Non è stato precisato quale architettura adotteranno i due nuovi powertrain né quale di essi verrà impiegato dal SUV. Non si conoscono neppure autonomia elettrica, potenza, capacità della batteria o tempi di arrivo dei primi modelli. Questi dettagli saranno essenziali per capire la posizione della vettura rispetto a rivali che, nel frattempo, stanno aggiornando le proprie offerte tra motori termici, plug-in hybrid ed elettrificazione più spinta.

Lo sviluppo interno della catena cinematica implica un cambiamento industriale rilevante. Controllare motore e trasmissione può offrire più libertà nel definire carattere, integrazione software e tempi di evoluzione del prodotto, ma richiede investimenti e competenze elevate. Nel lusso ad alte prestazioni, dove volumi contenuti rendono più difficile ammortizzare i costi di ricerca e sviluppo, questa decisione aumenta l'ambizione del piano McLaren e anche la sua esposizione esecutiva.

Il SUV come banco di prova della nuova McLaren

La prossima fase dipenderà dalla capacità di trasformare l'annuncio in un prodotto riconoscibile e da una crescita sostenibile. Il segmento è già affollato da concorrenti con basi industriali robuste e reti commerciali consolidate; l'ingresso di McLaren arriverà quindi senza il vantaggio del pioniere. Potrà però contare su un nome globale, su una forte visibilità in Formula 1 e su una clientela abituata a pagare per esclusività e prestazioni.

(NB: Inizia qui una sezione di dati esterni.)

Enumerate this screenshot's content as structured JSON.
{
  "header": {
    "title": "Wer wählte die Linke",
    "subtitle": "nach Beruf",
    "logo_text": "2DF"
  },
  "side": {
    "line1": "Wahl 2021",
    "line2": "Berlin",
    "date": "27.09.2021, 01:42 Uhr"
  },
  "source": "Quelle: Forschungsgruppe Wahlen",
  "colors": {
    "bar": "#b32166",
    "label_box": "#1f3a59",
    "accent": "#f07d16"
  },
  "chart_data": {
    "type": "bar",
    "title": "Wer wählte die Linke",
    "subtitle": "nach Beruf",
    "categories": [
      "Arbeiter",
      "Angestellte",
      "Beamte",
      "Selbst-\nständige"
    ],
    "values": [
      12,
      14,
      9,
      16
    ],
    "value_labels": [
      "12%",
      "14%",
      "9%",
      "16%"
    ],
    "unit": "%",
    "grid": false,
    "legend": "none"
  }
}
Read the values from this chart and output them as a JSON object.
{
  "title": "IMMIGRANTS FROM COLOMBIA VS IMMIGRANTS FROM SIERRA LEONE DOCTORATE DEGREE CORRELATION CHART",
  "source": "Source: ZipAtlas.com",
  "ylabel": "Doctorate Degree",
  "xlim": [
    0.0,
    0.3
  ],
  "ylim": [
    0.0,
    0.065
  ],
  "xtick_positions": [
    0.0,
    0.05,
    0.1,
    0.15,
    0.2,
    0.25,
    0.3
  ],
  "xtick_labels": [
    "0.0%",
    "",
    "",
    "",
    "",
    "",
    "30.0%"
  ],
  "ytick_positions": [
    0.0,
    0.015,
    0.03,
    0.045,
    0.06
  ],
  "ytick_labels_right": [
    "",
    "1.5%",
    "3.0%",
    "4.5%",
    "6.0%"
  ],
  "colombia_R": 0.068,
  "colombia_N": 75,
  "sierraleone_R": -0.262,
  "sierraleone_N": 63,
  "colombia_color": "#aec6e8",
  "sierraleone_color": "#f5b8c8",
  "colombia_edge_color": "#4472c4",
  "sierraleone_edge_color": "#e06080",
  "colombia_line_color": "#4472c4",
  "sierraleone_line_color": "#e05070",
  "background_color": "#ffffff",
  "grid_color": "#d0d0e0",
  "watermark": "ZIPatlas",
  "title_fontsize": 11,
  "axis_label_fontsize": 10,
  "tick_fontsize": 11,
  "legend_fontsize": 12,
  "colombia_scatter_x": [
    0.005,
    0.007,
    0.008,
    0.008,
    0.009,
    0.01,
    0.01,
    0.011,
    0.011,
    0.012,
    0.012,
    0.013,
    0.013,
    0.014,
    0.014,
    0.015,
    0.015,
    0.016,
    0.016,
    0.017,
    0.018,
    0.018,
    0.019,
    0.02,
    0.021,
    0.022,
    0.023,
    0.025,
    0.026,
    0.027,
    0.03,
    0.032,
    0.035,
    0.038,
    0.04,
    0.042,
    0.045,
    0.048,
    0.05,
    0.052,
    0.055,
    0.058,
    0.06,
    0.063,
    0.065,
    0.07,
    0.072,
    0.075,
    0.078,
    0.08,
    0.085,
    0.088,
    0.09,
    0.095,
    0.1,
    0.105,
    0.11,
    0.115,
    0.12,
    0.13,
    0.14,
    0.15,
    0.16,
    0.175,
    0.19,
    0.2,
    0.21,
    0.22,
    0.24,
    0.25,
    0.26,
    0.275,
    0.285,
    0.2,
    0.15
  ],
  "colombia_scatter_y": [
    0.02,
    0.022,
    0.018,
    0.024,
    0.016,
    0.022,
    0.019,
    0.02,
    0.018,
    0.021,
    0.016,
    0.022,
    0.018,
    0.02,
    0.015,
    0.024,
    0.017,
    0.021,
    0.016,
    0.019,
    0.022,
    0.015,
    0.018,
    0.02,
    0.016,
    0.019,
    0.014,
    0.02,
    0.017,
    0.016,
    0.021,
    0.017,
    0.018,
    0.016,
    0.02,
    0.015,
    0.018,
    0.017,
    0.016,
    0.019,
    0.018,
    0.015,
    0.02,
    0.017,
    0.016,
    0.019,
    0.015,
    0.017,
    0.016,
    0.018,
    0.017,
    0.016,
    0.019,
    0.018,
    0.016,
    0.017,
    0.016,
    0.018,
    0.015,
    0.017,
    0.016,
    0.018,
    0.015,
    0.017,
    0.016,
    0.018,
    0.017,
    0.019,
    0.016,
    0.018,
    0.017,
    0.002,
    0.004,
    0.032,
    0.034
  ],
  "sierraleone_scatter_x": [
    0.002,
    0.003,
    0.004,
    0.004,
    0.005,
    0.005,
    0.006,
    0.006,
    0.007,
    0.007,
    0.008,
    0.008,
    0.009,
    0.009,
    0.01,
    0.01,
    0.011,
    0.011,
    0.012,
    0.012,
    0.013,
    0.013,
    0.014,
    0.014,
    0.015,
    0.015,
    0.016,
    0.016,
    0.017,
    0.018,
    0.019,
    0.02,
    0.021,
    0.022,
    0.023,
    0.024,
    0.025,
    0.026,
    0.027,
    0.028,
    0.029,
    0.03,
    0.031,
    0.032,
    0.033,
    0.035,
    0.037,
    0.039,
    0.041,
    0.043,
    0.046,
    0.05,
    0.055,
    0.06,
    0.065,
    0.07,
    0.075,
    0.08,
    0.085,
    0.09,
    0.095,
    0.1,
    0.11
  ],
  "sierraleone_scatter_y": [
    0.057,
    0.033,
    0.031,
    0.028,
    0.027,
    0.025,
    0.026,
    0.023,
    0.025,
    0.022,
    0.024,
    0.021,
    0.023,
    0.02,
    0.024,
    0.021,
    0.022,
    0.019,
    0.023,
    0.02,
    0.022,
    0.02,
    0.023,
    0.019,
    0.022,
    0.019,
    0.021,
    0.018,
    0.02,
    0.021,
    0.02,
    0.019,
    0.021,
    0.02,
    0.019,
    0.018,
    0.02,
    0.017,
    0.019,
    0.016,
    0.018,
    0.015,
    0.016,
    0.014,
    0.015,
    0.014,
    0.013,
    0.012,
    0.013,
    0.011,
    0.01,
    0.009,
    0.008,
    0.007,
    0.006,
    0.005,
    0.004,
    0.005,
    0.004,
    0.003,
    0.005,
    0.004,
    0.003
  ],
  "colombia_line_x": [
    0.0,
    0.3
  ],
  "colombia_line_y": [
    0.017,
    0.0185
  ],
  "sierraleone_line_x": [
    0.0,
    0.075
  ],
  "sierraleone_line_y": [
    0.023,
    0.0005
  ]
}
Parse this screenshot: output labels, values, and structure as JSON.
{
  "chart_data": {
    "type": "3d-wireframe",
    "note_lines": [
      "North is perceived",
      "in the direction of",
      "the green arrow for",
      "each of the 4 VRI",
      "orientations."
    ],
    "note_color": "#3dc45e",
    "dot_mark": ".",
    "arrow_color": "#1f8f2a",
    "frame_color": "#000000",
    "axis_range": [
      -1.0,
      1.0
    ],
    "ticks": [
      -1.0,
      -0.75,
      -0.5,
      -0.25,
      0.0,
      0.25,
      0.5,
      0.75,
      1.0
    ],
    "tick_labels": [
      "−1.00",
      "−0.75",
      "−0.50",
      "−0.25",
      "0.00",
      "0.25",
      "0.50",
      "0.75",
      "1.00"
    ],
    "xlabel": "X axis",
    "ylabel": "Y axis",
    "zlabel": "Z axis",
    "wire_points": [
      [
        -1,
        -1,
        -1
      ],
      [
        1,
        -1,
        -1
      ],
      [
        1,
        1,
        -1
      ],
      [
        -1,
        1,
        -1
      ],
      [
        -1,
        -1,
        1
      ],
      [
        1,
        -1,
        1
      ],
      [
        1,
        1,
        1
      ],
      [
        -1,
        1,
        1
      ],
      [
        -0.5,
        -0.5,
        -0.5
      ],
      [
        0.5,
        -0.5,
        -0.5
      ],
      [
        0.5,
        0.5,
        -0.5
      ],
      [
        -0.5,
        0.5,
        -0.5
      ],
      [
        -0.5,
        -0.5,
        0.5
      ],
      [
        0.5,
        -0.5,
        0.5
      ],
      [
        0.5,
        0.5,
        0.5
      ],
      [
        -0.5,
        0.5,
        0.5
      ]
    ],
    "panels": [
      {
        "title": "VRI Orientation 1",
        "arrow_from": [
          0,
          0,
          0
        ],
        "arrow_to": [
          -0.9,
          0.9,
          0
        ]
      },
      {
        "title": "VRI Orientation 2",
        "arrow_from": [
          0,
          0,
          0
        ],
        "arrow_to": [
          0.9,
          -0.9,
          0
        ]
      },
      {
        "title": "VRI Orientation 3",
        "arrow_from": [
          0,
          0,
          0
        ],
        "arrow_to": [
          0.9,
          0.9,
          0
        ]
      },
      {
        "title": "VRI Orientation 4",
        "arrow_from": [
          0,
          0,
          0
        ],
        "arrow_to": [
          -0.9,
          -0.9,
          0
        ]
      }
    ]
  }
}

Il primo SUV sarà soprattutto il banco di prova di una nuova configurazione dell'azienda: più capacità nel Regno Unito, una gamma destinata a uscire dalla sola logica delle supercar e propulsori ibridi sviluppati direttamente dal costruttore. Se l'operazione riuscirà, McLaren avrà una piattaforma commerciale e industriale più ampia per affrontare la transizione tecnologica del settore. Se invece la domanda o l'esecuzione non corrisponderanno alle aspettative, l'investimento renderà più visibili i rischi di una trasformazione tanto estesa.